La première partie du voyage ne comporte guère de surprises pour moi puisque j’avais déjà poussé une première exploration jusqu’à Whangarei et la Tutukaka Coast fin Septembre. Ça reste magnifique. On retourne même aux Waipu Caves, cette fois-ci armés de bottes et d’une lampe torche, grâce auxquels on peut avancer plus loin et profiter pleinement des vers luisants. C’est superbe !

Nous nous arrêtons assez peu en chemin et arrivons dans l’après-midi à Kawakawa, ville réputée non pas pour son café Maori mais pour ses toilettes, conçues par l’architecte autrichien Hundertwasser. Malheureusement nous ne les trouvons pas et poursuivons la route jusqu’à Paihia, fameuse station balnéaire de la Bay of Islands.

La nuit approchant, il s’agit de trouver un endroit où dormir : le camping sauvage est très réglementé en Nouvelle-Zélande, il est interdit de dormir à peu près partout, les contrôles sont fréquents et l’amende s’élève à 300$. Nous nous dirigeons donc vers un coin repéré comme autorisé pour garer la voiture pour la nuit. À peine arrivés, une Maorie sort du campement voisin pour nous expliquer que nous sommes sur un terrain collectif Maori, que ça ne lui pose pas de problème personnellement mais qu’il ne faudrait pas que les « locaux » nous voient le lendemain en allant travailler. Nous rapprochons donc la voiture le plus possible des autres pour plus de discrétion. La nuit se passe ensuite sans encombre, si ce n’est que dormir dans une voiture se révèle bien peu confortable, très peu de sommeil pour moi, un peu plus pour Sze Teng.

Le matin, après un petit déjeuner face au lever du soleil sur la plage, nous prenons le ferry pour Russell. La ville n’est pas sur une île mais la côte est tellement découpée que le ferry est plus rapide et moins cher. C’était avant 1840 la ville la plus peuplée de Nouvelle-Zélande mais elle n’a guère changé depuis. Elle a le charme tranquille d’une bourgade coloniale endormie, grâce notamment aux Pohutukawas (ou arbres de Noël néo-zélandais) en fleurs et à ses vieux bâtiments en bois.

En fin de matinée, on reprend le ferry puis la route en direction du Cap Reinga. Je tiens quand-même à faire un crochet par Matauri Bay, réputée très belle.
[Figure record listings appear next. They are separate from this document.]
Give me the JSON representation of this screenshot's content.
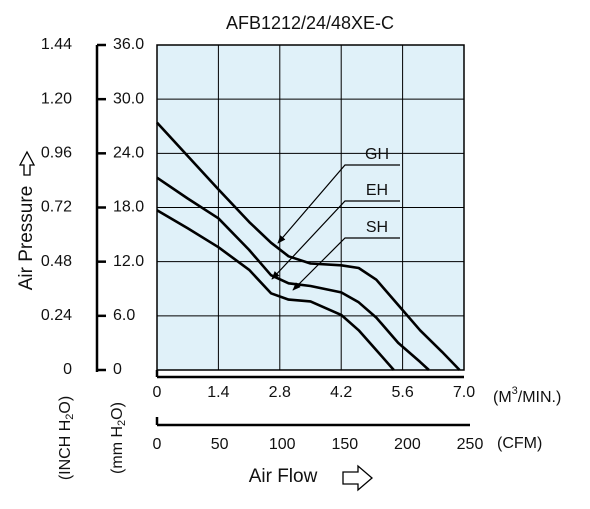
{
  "chart_data": {
    "type": "line",
    "title": "AFB1212/24/48XE-C",
    "y_label": "Air Pressure",
    "x_label": "Air Flow",
    "x_unit": [
      "(M",
      "3",
      "/MIN.)"
    ],
    "x2_unit": "(CFM)",
    "y_unit": [
      "(mm H",
      "2",
      "O)"
    ],
    "y2_unit": [
      "(INCH H",
      "2",
      "O)"
    ],
    "xlim": [
      0,
      7
    ],
    "xticks": [
      0,
      1.4,
      2.8,
      4.2,
      5.6,
      {
        "value": 7,
        "label": "7.0"
      }
    ],
    "x2lim": [
      0,
      250
    ],
    "x2ticks": [
      0,
      50,
      100,
      150,
      200,
      250
    ],
    "ylim": [
      0,
      36
    ],
    "yticks": [
      0,
      {
        "value": 6,
        "label": "6.0"
      },
      {
        "value": 12,
        "label": "12.0"
      },
      {
        "value": 18,
        "label": "18.0"
      },
      {
        "value": 24,
        "label": "24.0"
      },
      {
        "value": 30,
        "label": "30.0"
      },
      {
        "value": 36,
        "label": "36.0"
      }
    ],
    "y2lim": [
      0,
      1.44
    ],
    "y2ticks": [
      0,
      0.24,
      0.48,
      0.72,
      0.96,
      {
        "value": 1.2,
        "label": "1.20"
      },
      1.44
    ],
    "grid": true,
    "series": [
      {
        "name": "GH",
        "color": "#000000",
        "x": [
          0,
          0.7,
          1.4,
          2.1,
          2.6,
          3.0,
          3.5,
          4.2,
          4.6,
          5.0,
          5.5,
          6.0,
          6.5,
          6.9
        ],
        "values": [
          27.4,
          23.7,
          20.0,
          16.4,
          14.1,
          12.6,
          11.8,
          11.6,
          11.3,
          10.0,
          7.2,
          4.4,
          2.0,
          0
        ]
      },
      {
        "name": "EH",
        "color": "#000000",
        "x": [
          0,
          0.7,
          1.4,
          2.1,
          2.6,
          3.0,
          3.5,
          4.2,
          4.6,
          5.0,
          5.5,
          6.0,
          6.2
        ],
        "values": [
          21.3,
          19.0,
          16.8,
          13.3,
          10.5,
          9.6,
          9.3,
          8.6,
          7.5,
          5.8,
          3.0,
          0.9,
          0
        ]
      },
      {
        "name": "SH",
        "color": "#000000",
        "x": [
          0,
          0.7,
          1.4,
          2.1,
          2.6,
          3.0,
          3.5,
          4.2,
          4.6,
          5.0,
          5.4
        ],
        "values": [
          17.7,
          15.7,
          13.6,
          11.1,
          8.5,
          7.8,
          7.6,
          6.1,
          4.4,
          2.2,
          0
        ]
      }
    ]
  }
}
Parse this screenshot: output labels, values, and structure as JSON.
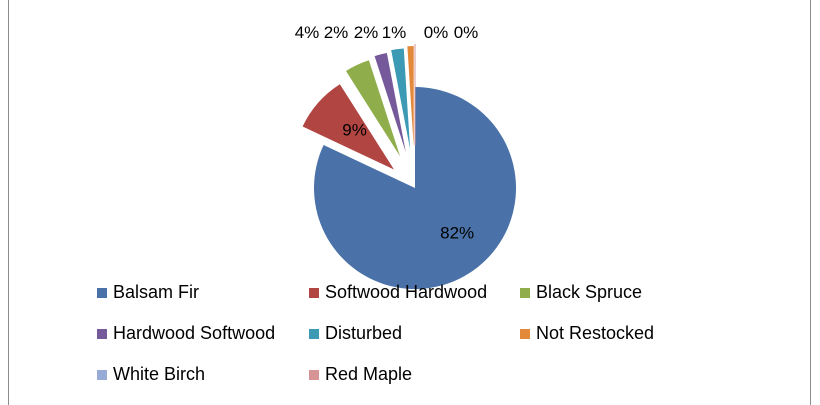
{
  "chart_data": {
    "type": "pie",
    "exploded": true,
    "slices": [
      {
        "label": "Balsam Fir",
        "value": 82,
        "pct_label": "82%",
        "color": "#4a72a8"
      },
      {
        "label": "Softwood Hardwood",
        "value": 9,
        "pct_label": "9%",
        "color": "#b14542"
      },
      {
        "label": "Black Spruce",
        "value": 4,
        "pct_label": "4%",
        "color": "#8fae4b"
      },
      {
        "label": "Hardwood Softwood",
        "value": 2,
        "pct_label": "2%",
        "color": "#76599a"
      },
      {
        "label": "Disturbed",
        "value": 2,
        "pct_label": "2%",
        "color": "#3c9ab4"
      },
      {
        "label": "Not Restocked",
        "value": 1,
        "pct_label": "1%",
        "color": "#e38a3a"
      },
      {
        "label": "White Birch",
        "value": 0,
        "pct_label": "0%",
        "color": "#98abd6"
      },
      {
        "label": "Red Maple",
        "value": 0,
        "pct_label": "0%",
        "color": "#d69494"
      }
    ],
    "legend_position": "bottom"
  }
}
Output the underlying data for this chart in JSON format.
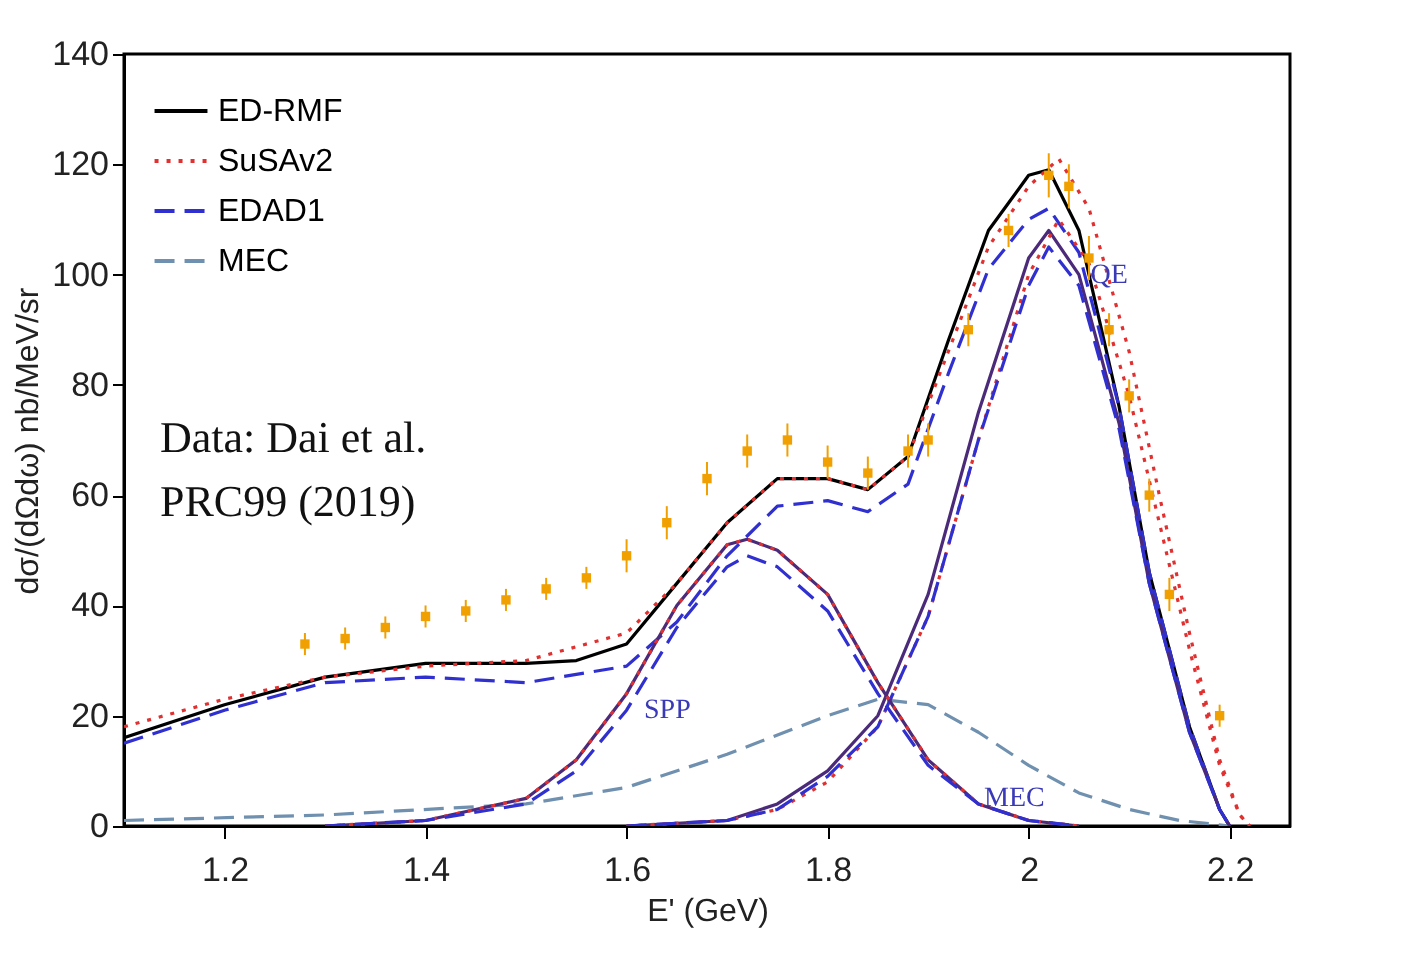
{
  "chart_data": {
    "type": "line",
    "xlabel": "E' (GeV)",
    "ylabel": "dσ/(dΩdω) nb/MeV/sr",
    "xlim": [
      1.1,
      2.26
    ],
    "xticks": [
      1.2,
      1.4,
      1.6,
      1.8,
      2,
      2.2
    ],
    "ylim": [
      0,
      140
    ],
    "yticks": [
      0,
      20,
      40,
      60,
      80,
      100,
      120,
      140
    ],
    "grid": false,
    "legend": "top left",
    "series": [
      {
        "name": "ED-RMF",
        "type": "line",
        "line_style": "solid",
        "color": "#000000",
        "x": [
          1.1,
          1.2,
          1.3,
          1.4,
          1.5,
          1.55,
          1.6,
          1.65,
          1.7,
          1.75,
          1.8,
          1.84,
          1.88,
          1.92,
          1.96,
          2.0,
          2.02,
          2.05,
          2.09,
          2.12,
          2.16,
          2.19,
          2.2
        ],
        "values": [
          16,
          22,
          27,
          29.5,
          29.5,
          30,
          33,
          44,
          55,
          63,
          63,
          61,
          67,
          88,
          108,
          118,
          119,
          108,
          76,
          46,
          18,
          3,
          0
        ]
      },
      {
        "name": "SuSAv2",
        "type": "line",
        "line_style": "dotted",
        "color": "#e03030",
        "x": [
          1.1,
          1.2,
          1.3,
          1.4,
          1.5,
          1.6,
          1.65,
          1.7,
          1.75,
          1.8,
          1.84,
          1.88,
          1.92,
          1.96,
          2.0,
          2.03,
          2.06,
          2.1,
          2.13,
          2.16,
          2.19,
          2.21,
          2.22
        ],
        "values": [
          18,
          23,
          27,
          29,
          30,
          35,
          44,
          55,
          63,
          63,
          61,
          67,
          86,
          105,
          116,
          121,
          112,
          86,
          60,
          35,
          12,
          2,
          0
        ]
      },
      {
        "name": "EDAD1",
        "type": "line",
        "line_style": "dashed",
        "color": "#3030d0",
        "x": [
          1.1,
          1.2,
          1.3,
          1.4,
          1.5,
          1.6,
          1.65,
          1.7,
          1.75,
          1.8,
          1.84,
          1.88,
          1.92,
          1.96,
          2.0,
          2.02,
          2.05,
          2.09,
          2.12,
          2.16,
          2.19,
          2.2
        ],
        "values": [
          15,
          21,
          26,
          27,
          26,
          29,
          37,
          49,
          58,
          59,
          57,
          62,
          82,
          101,
          110,
          112,
          104,
          76,
          46,
          18,
          3,
          0
        ]
      },
      {
        "name": "MEC",
        "type": "line",
        "line_style": "dashed",
        "color": "#7090b0",
        "x": [
          1.1,
          1.3,
          1.5,
          1.6,
          1.7,
          1.8,
          1.85,
          1.9,
          1.95,
          2.0,
          2.05,
          2.1,
          2.15,
          2.2
        ],
        "values": [
          1,
          2,
          4,
          7,
          13,
          20,
          23,
          22,
          17,
          11,
          6,
          3,
          1,
          0
        ]
      },
      {
        "type": "line",
        "line_style": "solid",
        "color": "#4b2a7a",
        "x": [
          1.6,
          1.7,
          1.75,
          1.8,
          1.85,
          1.9,
          1.95,
          2.0,
          2.02,
          2.05,
          2.09,
          2.12,
          2.16,
          2.19,
          2.2
        ],
        "values": [
          0,
          1,
          4,
          10,
          20,
          42,
          75,
          103,
          108,
          100,
          73,
          44,
          17,
          3,
          0
        ]
      },
      {
        "type": "line",
        "line_style": "dotted",
        "color": "#e03030",
        "x": [
          1.6,
          1.7,
          1.75,
          1.8,
          1.85,
          1.9,
          1.95,
          2.0,
          2.03,
          2.06,
          2.1,
          2.13,
          2.16,
          2.19,
          2.21,
          2.22
        ],
        "values": [
          0,
          1,
          3,
          8,
          18,
          38,
          70,
          100,
          110,
          102,
          78,
          55,
          32,
          11,
          2,
          0
        ]
      },
      {
        "type": "line",
        "line_style": "dashed",
        "color": "#3030d0",
        "x": [
          1.6,
          1.7,
          1.75,
          1.8,
          1.85,
          1.9,
          1.95,
          2.0,
          2.02,
          2.05,
          2.09,
          2.12,
          2.16,
          2.19,
          2.2
        ],
        "values": [
          0,
          1,
          3,
          9,
          18,
          38,
          70,
          98,
          105,
          98,
          72,
          44,
          17,
          3,
          0
        ]
      },
      {
        "type": "line",
        "line_style": "solid",
        "color": "#4b2a7a",
        "x": [
          1.3,
          1.4,
          1.5,
          1.55,
          1.6,
          1.65,
          1.7,
          1.72,
          1.75,
          1.8,
          1.85,
          1.9,
          1.95,
          2.0,
          2.05
        ],
        "values": [
          0,
          1,
          5,
          12,
          24,
          40,
          51,
          52,
          50,
          42,
          26,
          12,
          4,
          1,
          0
        ]
      },
      {
        "type": "line",
        "line_style": "dotted",
        "color": "#e03030",
        "x": [
          1.3,
          1.4,
          1.5,
          1.55,
          1.6,
          1.65,
          1.7,
          1.72,
          1.75,
          1.8,
          1.85,
          1.9,
          1.95,
          2.0,
          2.05
        ],
        "values": [
          0,
          1,
          5,
          12,
          24,
          40,
          51,
          52,
          50,
          42,
          26,
          12,
          4,
          1,
          0
        ]
      },
      {
        "type": "line",
        "line_style": "dashed",
        "color": "#3030d0",
        "x": [
          1.3,
          1.4,
          1.5,
          1.55,
          1.6,
          1.65,
          1.7,
          1.72,
          1.75,
          1.8,
          1.85,
          1.9,
          1.95,
          2.0,
          2.05
        ],
        "values": [
          0,
          1,
          4,
          10,
          21,
          36,
          47,
          49,
          47,
          39,
          24,
          11,
          4,
          1,
          0
        ]
      },
      {
        "type": "scatter",
        "marker": "square",
        "color": "#f0a000",
        "x": [
          1.28,
          1.32,
          1.36,
          1.4,
          1.44,
          1.48,
          1.52,
          1.56,
          1.6,
          1.64,
          1.68,
          1.72,
          1.76,
          1.8,
          1.84,
          1.88,
          1.9,
          1.94,
          1.98,
          2.02,
          2.04,
          2.06,
          2.08,
          2.1,
          2.12,
          2.14,
          2.19
        ],
        "values": [
          33,
          34,
          36,
          38,
          39,
          41,
          43,
          45,
          49,
          55,
          63,
          68,
          70,
          66,
          64,
          68,
          70,
          90,
          108,
          118,
          116,
          103,
          90,
          78,
          60,
          42,
          20
        ],
        "errors": [
          2,
          2,
          2,
          2,
          2,
          2,
          2,
          2,
          3,
          3,
          3,
          3,
          3,
          3,
          3,
          3,
          3,
          3,
          3,
          4,
          4,
          4,
          3,
          3,
          3,
          3,
          2
        ]
      }
    ],
    "annotations": [
      "Data: Dai et al.",
      "PRC99 (2019)",
      {
        "text": "QE",
        "x": 2.08,
        "y": 100
      },
      "SPP",
      "MEC"
    ]
  }
}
C’est dans cette baie que repose à présent l’épave du Rainbow Warrior, ce navire appartenant à Greenpeace que la DGSE française avait coulé en 1985 dans la rade d’Auckland alors qu’il s’apprêtait à partir pour Muroroa pour protester contre les essais nucléaires ordonnés par Mitterrand. L’attentat avait causé un mort et un incident diplomatique majeur entre la France et la Nouvelle-Zélande, qui rompront toute relation diplomatique jusqu’à la coupe du monde de rugby de 1987. Au final, on ne peut pas voir l’épave sans plonger, mais ça valait quand-même le coup, jugez plutôt :

La route continue ensuite sans arrêt jusqu’au Cap Reinga, un soleil de plomb éclaire des paysages toujours différents et de plus en plus désolés à chaque virage. On passe progressivement, la boucherie la plus au nord du pays, le terrain de golf le plus au nord du pays, puis une station-service-restaurant-bungalows-épicerie-location de luges qui se révèlera être le dernier bâtiment. Il reste une trentaine de kilomètres mais nous nous rendons d’abord à Tapotupotu, camping le plus au Nord de Nouvelle-Zélande (forcément), niché au fond d’une baie, pour monter ma tente (histoire de mieux dormir que la nuit précédente).

Nous repartons ensuite pour aller voir le soleil se coucher depuis le Cap Reinga en cette veille de solstice d’été. Ce cap, c’est bien peu de choses : la mer de Tasman qui rencontre l’océan Pacifique, un petit phare peint de blanc, un pohutukawa en contrebas qui s’accroche à son rocher battu par les vents. Les images vous décevront peut-être. Et pourtant un sentiment quasi-mystique se dégage de l’endroit, comme une impression que l’endroit fait sens, qu’on a trouvé quelque part un bout du monde. Ce n’est pas tant le phare qui importe que le chemin parcouru et l’atmosphère qui le baigne. Quand le soleil se couche enfin, il reste peu de monde, de l’ordre de la dizaine : les hébergements et la civilisation sont bien loins.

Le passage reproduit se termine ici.